Homework during the hiring process…no thanks!

August 17, 2015

(This article was first published on Mathew Analytics » R, and kindly contributed to R-bloggers)

For the past four months, I’ve been on the job market looking for work as an applied statistician or data scientist within the the online marketing industry. One thing I’ve come to expect with almost every company is some sort of homework assignment or challenge where a spreadsheet would be presented along with some guidelines on what type of analysis they would like. Sometimes it’s very open ended and at other times, there are specific tasks and questions which are put forth. Initially, I saw these assignments as something fun where I could showcase my skill set. However, since last month, I’ve come to see them as a nuisance which can’t possible be a good indicator of whether someone is ‘worth hiring’ or not. I get it, companies often get inundated with resumes and they need effective processes to sift through them. And I get the value of getting some document which outlines how an applicant thought about a problem and generated some valuable insights.

With all that said, do we seriously think that homework assignments and challenges during the hiring process are the most effective way of getting the “best candidate” (whatever that means). I don’t have any data to suggest either way, but am inclined to believe that companies and analytics hiring managers need to develop better ways of assessing the quality of candidates. It these assignments are really about assessing who is most serious about a role to spend a few hours of their free time answering some ‘simple’ questions and putting together some basic lines of R or Python code, then so be it. But I think a better process can be put forth that allows companies to find the right candidate.

I’ve been part of the hiring process and I’ve also gone through months of looking for employment. Based on my experiences on both sides of the table, here’s my view of what is most effective when looking for analytics professionals, applied statistician, or data scientists. Ultimately, my feeling is that the only way to assess whether a candidate is worth hiring is by effectively testing prospective candidates in a more formal manner.

Part 1: Quantitative Skills
To assess a candidates quantitative proficiency, here are some techniques that work well based on my previous experience.
a. Put together a document with an existing business problem and some of the analysis that’s been put together to answer them. Ask the applicant for suggestions on the limitations of the current approach and what they’d do if that project was handed to them.
b. Put together a basic statistics test which inquires about simple probability theory and inferential statistical principles. Ask the candidate to answer those questions in an informal setting to ascertain what they know and how work through problems when they don’t know the answer.
c. Ask the applicant to read a statistically demanding document and then request a summary plus feedback from the candidate. This should also tell us something about what the candidate knows about statistics and whether they can summarize the relevant parts in a satisfactory manner.

Part 2: Technical Skills
To assess a candidates technical proficiency, here are some techniques that work well based on my previous experience.
a.

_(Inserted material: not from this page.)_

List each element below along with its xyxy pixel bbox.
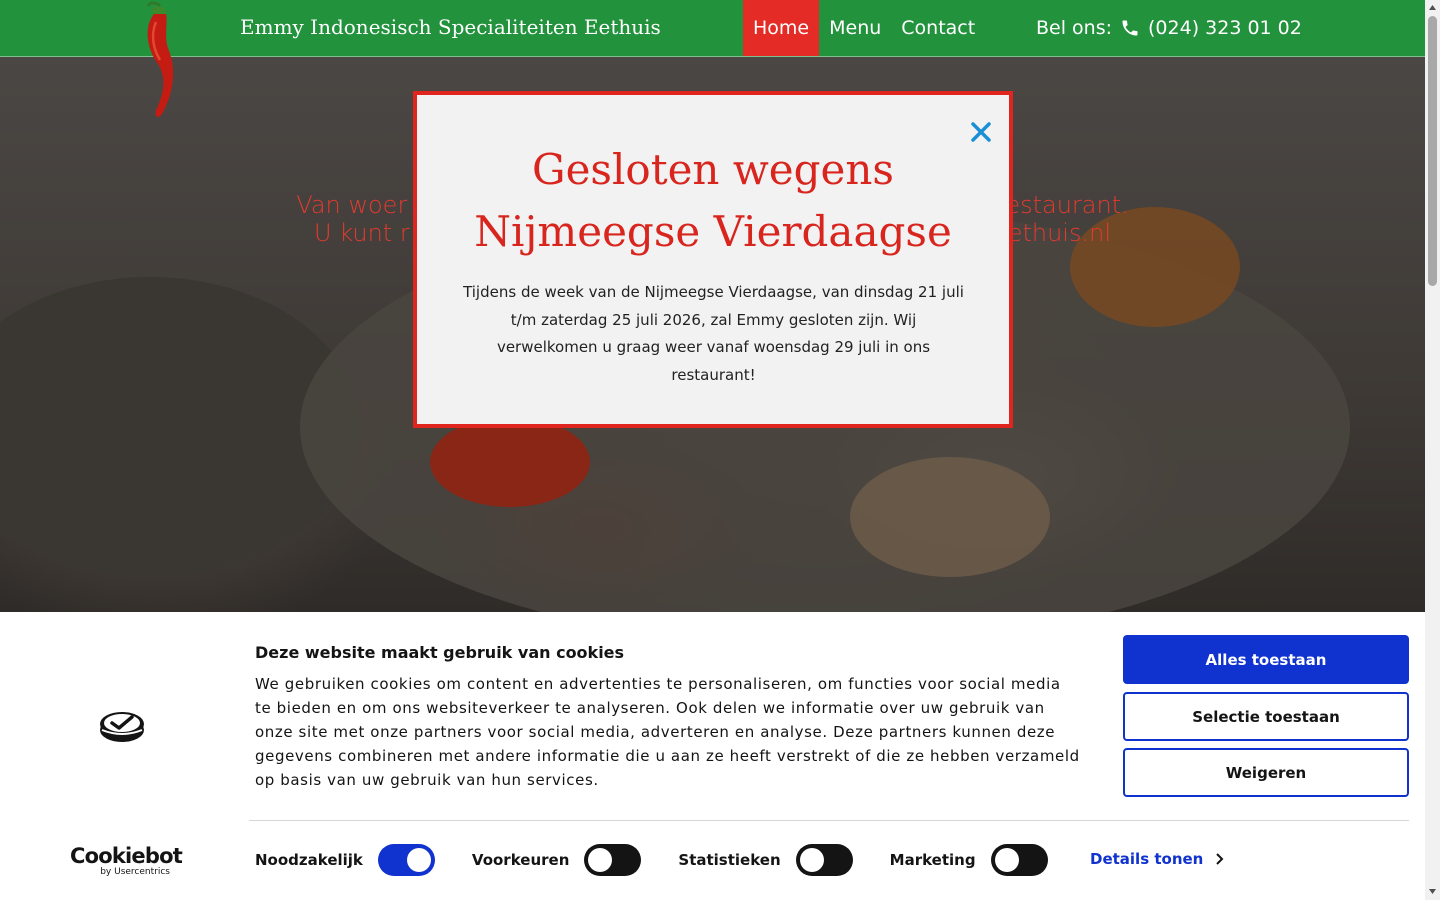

Show an applicant some imperfect code that is unnecessarily long or could be improved. Ask them to look it over and provide their suggestions on how’d they do things differently.
b.Put together several small code snippets in various programming languages that the candidate may or may not know. Ask them to go through the code, identify what is happening at each step, and explain the final result.

The possibilities are endless, but there has to be better ways to assess the quality of candidates to analytics roles than the ‘homework assignment.’ In any case, I’ll be refusing to do any more assignments as a part of the hiring process.